ISO

Boat
- Crew: 2 (single trapeze)

Hull
- Hull weight: 100 kg (220 lb)
- LOA: 4,740 mm (15 ft 7 in)
- Beam: 1,750–2,000 mm (5 ft 9 in – 6 ft 7 in)

Sails
- Spinnaker area: 18.8 m^{2} (202 sq ft)
- Upwind sail area: 14.3 m^{2} (154 ft^{2}).

Racing
- RYA PN: 928

= ISO (dinghy) =

ISAF class of two-person sailing dinghy

ISO is an International Sailing Federation (ISAF) class of two-person sailing dinghy with a single trapeze and an asymmetric spinnaker. The ISO was designed in 1993 by Ian Howlett and John Caig and manufactured by Reg White Limited of Brightlingsea as part of the "White Formula" range of boats originally marketed by Topper International Ltd and since 2013 by Vantage Sailing Ltd. The boat has a fully battened mainsail, jib and an asymmetric spinnaker.

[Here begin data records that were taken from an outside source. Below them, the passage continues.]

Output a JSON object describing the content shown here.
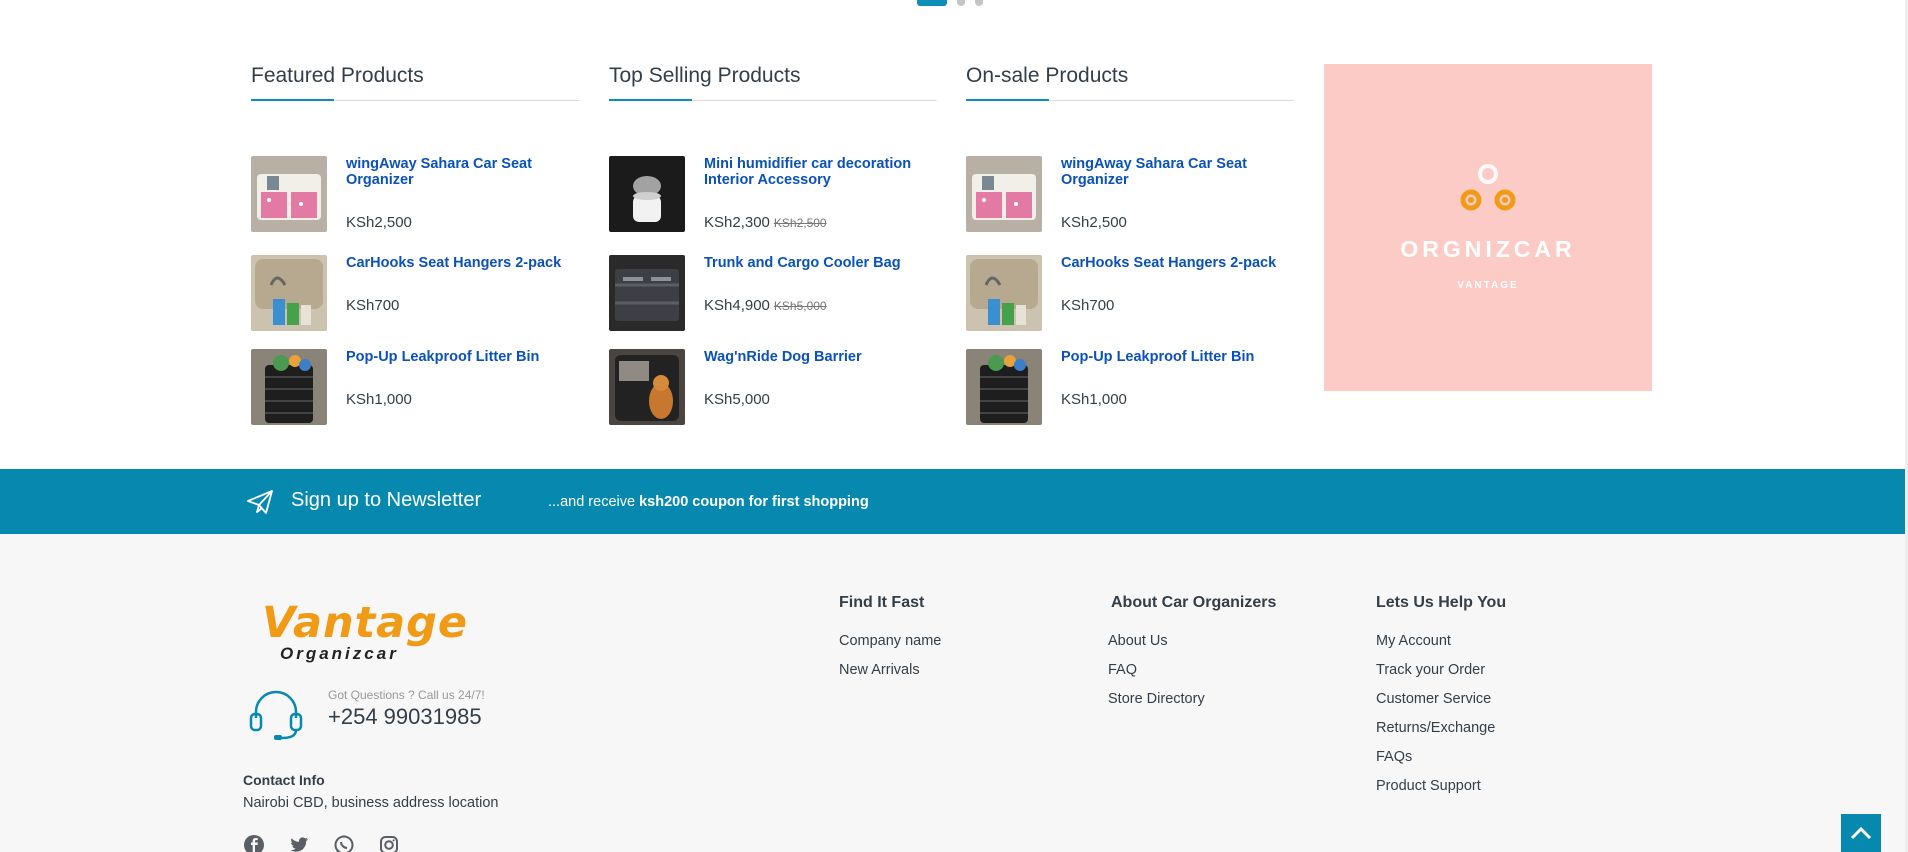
{
  "columns": [
    {
      "title": "Featured Products",
      "products": [
        {
          "name": "wingAway Sahara Car Seat Organizer",
          "price": "KSh2,500",
          "old_price": ""
        },
        {
          "name": "CarHooks Seat Hangers 2-pack",
          "price": "KSh700",
          "old_price": ""
        },
        {
          "name": "Pop-Up Leakproof Litter Bin",
          "price": "KSh1,000",
          "old_price": ""
        }
      ]
    },
    {
      "title": "Top Selling Products",
      "products": [
        {
          "name": "Mini humidifier car decoration Interior Accessory",
          "price": "KSh2,300",
          "old_price": "KSh2,500"
        },
        {
          "name": "Trunk and Cargo Cooler Bag",
          "price": "KSh4,900",
          "old_price": "KSh5,000"
        },
        {
          "name": "Wag'nRide Dog Barrier",
          "price": "KSh5,000",
          "old_price": ""
        }
      ]
    },
    {
      "title": "On-sale Products",
      "products": [
        {
          "name": "wingAway Sahara Car Seat Organizer",
          "price": "KSh2,500",
          "old_price": ""
        },
        {
          "name": "CarHooks Seat Hangers 2-pack",
          "price": "KSh700",
          "old_price": ""
        },
        {
          "name": "Pop-Up Leakproof Litter Bin",
          "price": "KSh1,000",
          "old_price": ""
        }
      ]
    }
  ],
  "ad": {
    "title": "ORGNIZCAR",
    "subtitle": "VANTAGE"
  },
  "newsletter": {
    "title": "Sign up to Newsletter",
    "desc_prefix": "...and receive ",
    "desc_bold": "ksh200 coupon for first shopping"
  },
  "footer": {
    "logo_main": "Vantage",
    "logo_sub": "Organizcar",
    "support_question": "Got Questions ? Call us 24/7!",
    "phone": "+254 99031985",
    "contact_heading": "Contact Info",
    "contact_text": "Nairobi CBD, business address location",
    "socials": [
      "facebook-icon",
      "twitter-icon",
      "whatsapp-icon",
      "instagram-icon"
    ],
    "columns": [
      {
        "heading": "Find It Fast",
        "links": [
          "Company name",
          "New Arrivals"
        ]
      },
      {
        "heading": "About Car Organizers",
        "links": [
          "About Us",
          "FAQ",
          "Store Directory"
        ]
      },
      {
        "heading": "Lets Us Help You",
        "links": [
          "My Account",
          "Track your Order",
          "Customer Service",
          "Returns/Exchange",
          "FAQs",
          "Product Support"
        ]
      }
    ]
  },
  "colors": {
    "accent": "#0789af",
    "link": "#0a52b8",
    "ad_bg": "#fdcbc5",
    "logo_orange": "#f09a16"
  }
}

The name ISO reflects a feature of the design that allows different sized crews to compete on an equal basis. This is achieved by a crew weight equalisation system consisting of removable wings. The wings may not be used if the trapezing crew weighs more than 78 kg (to equalise righting moment) and must be used if the combined helm and crew weight is less than 135 kg (to equalise weight in the boat). If neither of these mandatory rules apply the crew may choose whether to use wings but may not change this decision during a race series.

Around 700 boats have been built with sail numbers starting at 501. The ISO is designed to be a relatively easy boat to sail for its performance level. It belongs to the racing skiff category. In the UK the ISO Class Association is affiliated to the Royal Yachting Association (RYA).